“When all is said and done, the only change that will make a difference is the transformation of the human heart.”
A little glimpse at history
The term ‘sensemaking’, was originally introduced to organizational studies by the social psychologist, Karl E. Weick in the 1970s, as the process by which people give meaning to experience. In other words, how do we make sense of the world so we can act in it in a transformative way.
Dr Malika Virah-Sawmy, Co-Founder
As a child, my dream was to talk to animals and trees. I left home at 18 to be in the forest and worked as a park ranger, first in Mauritius, my own island, then Seychelles, New Zealand and Madagascar. I headed the conservation programme of WWF Madagascar for several years. No one working in the sustainability sector had learnt to talk to the trees and animals, nor to indigenous cultures, I discovered then.
To get closer to my dream, I did my PhD in human-nature conflicts at the University of Oxford. I wanted to learn the minimum standard of sustainability, that is to reduce conflict especially in the agriculture and mining sector. After my PhD, I worked for 15 years in international development, sustainable production and consumption, natural resource management, and climate adaptation, as a sustainability practitioner and systems scientist across the world from Asia, Australia, Africa to South America.
A few years ago, I listened to my original dream again and now founded Sensemakers Collective to support facilitation of systems change bringing mindfulness, embodiment, systems science, and ancestral wisdom in decision making. I'm still learning - not perhaps to talk to nature but to listen to it more.
Pierre Golbach, MA & MSc, Co-Founder
After having started my career in the European Institutions, German development cooperation and several years of creating peer-learning environments for international and public sector organisations, I was struck by so much motivation, competence and good intentions of the people I worked with.

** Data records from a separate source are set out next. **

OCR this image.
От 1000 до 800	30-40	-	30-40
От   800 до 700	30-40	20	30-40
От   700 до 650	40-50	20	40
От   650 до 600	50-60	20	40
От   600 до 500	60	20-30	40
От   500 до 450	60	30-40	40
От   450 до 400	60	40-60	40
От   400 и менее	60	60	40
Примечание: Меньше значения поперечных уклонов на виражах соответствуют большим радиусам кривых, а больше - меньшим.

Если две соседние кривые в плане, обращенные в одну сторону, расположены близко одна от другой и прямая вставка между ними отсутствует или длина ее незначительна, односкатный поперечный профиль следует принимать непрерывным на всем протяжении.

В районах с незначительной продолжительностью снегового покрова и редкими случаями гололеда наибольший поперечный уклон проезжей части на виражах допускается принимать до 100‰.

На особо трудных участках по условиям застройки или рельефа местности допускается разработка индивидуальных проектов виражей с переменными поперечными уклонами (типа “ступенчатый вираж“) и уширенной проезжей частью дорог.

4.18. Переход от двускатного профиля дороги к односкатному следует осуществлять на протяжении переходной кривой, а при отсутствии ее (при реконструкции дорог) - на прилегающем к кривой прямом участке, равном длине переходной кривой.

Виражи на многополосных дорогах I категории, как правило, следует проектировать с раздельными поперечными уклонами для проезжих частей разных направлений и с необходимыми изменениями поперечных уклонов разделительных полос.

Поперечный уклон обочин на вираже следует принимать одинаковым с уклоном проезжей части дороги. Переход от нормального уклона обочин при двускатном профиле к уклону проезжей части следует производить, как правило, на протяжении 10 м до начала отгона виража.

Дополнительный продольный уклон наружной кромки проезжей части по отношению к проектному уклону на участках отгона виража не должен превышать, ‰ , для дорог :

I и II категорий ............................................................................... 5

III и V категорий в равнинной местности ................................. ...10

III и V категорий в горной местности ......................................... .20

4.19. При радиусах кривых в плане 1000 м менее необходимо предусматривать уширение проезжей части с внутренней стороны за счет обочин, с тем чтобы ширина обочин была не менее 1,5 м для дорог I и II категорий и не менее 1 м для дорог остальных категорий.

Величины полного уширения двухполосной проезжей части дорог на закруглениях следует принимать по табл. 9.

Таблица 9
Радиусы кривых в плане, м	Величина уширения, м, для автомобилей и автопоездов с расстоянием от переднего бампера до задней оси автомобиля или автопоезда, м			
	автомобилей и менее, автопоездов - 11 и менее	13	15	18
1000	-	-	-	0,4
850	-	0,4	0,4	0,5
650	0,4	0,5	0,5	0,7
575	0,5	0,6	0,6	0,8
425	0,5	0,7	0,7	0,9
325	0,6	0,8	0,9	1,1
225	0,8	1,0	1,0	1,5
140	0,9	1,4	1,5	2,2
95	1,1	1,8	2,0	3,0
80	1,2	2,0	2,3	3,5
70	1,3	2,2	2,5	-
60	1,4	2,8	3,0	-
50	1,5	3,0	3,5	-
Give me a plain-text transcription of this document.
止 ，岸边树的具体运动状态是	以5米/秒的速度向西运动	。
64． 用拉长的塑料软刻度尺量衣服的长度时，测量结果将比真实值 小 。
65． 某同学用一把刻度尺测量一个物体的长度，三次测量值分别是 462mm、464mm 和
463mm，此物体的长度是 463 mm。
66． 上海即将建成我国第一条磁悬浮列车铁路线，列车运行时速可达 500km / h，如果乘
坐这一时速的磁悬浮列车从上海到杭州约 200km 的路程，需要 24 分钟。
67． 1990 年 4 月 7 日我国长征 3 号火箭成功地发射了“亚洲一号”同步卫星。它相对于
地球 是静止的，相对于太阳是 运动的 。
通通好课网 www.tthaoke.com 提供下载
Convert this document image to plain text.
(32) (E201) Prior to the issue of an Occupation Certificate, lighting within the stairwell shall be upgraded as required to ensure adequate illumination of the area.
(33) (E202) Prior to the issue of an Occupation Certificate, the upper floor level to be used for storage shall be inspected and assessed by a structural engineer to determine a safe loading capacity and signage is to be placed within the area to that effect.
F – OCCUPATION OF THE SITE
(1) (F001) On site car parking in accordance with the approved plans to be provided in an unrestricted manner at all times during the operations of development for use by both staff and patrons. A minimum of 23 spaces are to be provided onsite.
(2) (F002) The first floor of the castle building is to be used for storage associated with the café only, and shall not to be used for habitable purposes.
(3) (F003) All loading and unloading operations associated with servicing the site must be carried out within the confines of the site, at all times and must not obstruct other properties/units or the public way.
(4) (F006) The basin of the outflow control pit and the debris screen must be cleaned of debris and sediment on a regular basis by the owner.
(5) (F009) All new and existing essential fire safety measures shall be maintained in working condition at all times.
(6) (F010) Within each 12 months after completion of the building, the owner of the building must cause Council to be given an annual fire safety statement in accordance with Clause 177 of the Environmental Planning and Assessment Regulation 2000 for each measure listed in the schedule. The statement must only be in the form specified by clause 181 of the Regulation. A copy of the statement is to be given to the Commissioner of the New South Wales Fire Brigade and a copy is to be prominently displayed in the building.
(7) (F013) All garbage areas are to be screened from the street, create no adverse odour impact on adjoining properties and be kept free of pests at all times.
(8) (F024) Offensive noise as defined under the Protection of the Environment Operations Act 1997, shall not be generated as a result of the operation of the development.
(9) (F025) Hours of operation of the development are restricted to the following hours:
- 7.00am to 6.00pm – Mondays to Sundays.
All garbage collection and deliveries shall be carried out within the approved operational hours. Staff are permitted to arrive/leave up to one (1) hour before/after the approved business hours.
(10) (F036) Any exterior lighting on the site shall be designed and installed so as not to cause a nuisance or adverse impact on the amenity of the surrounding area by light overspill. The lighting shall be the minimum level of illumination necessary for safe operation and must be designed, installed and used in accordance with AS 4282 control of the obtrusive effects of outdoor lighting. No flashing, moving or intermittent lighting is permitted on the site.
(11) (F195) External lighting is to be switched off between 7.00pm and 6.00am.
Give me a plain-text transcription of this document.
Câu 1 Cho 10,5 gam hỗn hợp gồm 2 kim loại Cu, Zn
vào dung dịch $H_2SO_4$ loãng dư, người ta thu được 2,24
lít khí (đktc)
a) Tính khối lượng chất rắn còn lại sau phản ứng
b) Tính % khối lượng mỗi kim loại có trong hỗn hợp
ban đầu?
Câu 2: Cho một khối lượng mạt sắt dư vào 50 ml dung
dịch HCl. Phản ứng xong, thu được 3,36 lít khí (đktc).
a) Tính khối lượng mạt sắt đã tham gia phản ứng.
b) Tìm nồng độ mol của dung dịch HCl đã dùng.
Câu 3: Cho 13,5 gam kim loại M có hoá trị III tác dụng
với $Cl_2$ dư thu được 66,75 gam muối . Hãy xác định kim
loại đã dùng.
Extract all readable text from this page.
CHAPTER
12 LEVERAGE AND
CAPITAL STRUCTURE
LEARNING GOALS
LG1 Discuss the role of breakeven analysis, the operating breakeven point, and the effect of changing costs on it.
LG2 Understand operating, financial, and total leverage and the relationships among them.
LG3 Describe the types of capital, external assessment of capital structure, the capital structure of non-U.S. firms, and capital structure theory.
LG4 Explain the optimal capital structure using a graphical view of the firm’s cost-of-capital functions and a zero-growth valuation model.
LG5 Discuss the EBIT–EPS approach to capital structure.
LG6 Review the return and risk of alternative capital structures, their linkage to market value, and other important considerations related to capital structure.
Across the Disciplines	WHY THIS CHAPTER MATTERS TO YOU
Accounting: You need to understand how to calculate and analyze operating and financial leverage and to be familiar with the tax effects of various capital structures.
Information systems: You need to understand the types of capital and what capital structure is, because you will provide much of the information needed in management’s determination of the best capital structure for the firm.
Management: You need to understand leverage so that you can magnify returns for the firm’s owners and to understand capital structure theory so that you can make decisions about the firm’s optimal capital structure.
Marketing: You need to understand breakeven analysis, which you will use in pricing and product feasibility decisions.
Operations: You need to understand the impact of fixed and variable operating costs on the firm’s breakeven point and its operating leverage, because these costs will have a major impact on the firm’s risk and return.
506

How could this treasure be better harvested to actually create a world in which organisations strive as effective and living systems with human beings living up to their full potential, in which we are not afraid of swarm intelligence, but tap into collective intelligence to shape shared values and a shared vision for our world?
Being in love with bold questions, I also am with putting steps one after another until you have walked a beautiful and ambitious hiking trail which - looked at as a whole - might have seemed overwhelming.
This is why, I started to open my senses to participatory and iterative approaches, that would be both bold enough to break down and understand complexities through collective intelligence and to take collective action - whatever the size of the first steps.
On this journey, I could also reconnect to many things that I have learned through theatre play, dancing and many conversations with my family and friends: the gist being that emotional and intuitive intelligence are equally meaningful and valuable as our cognitive abilities when it comes to how we approach and make sense of the world.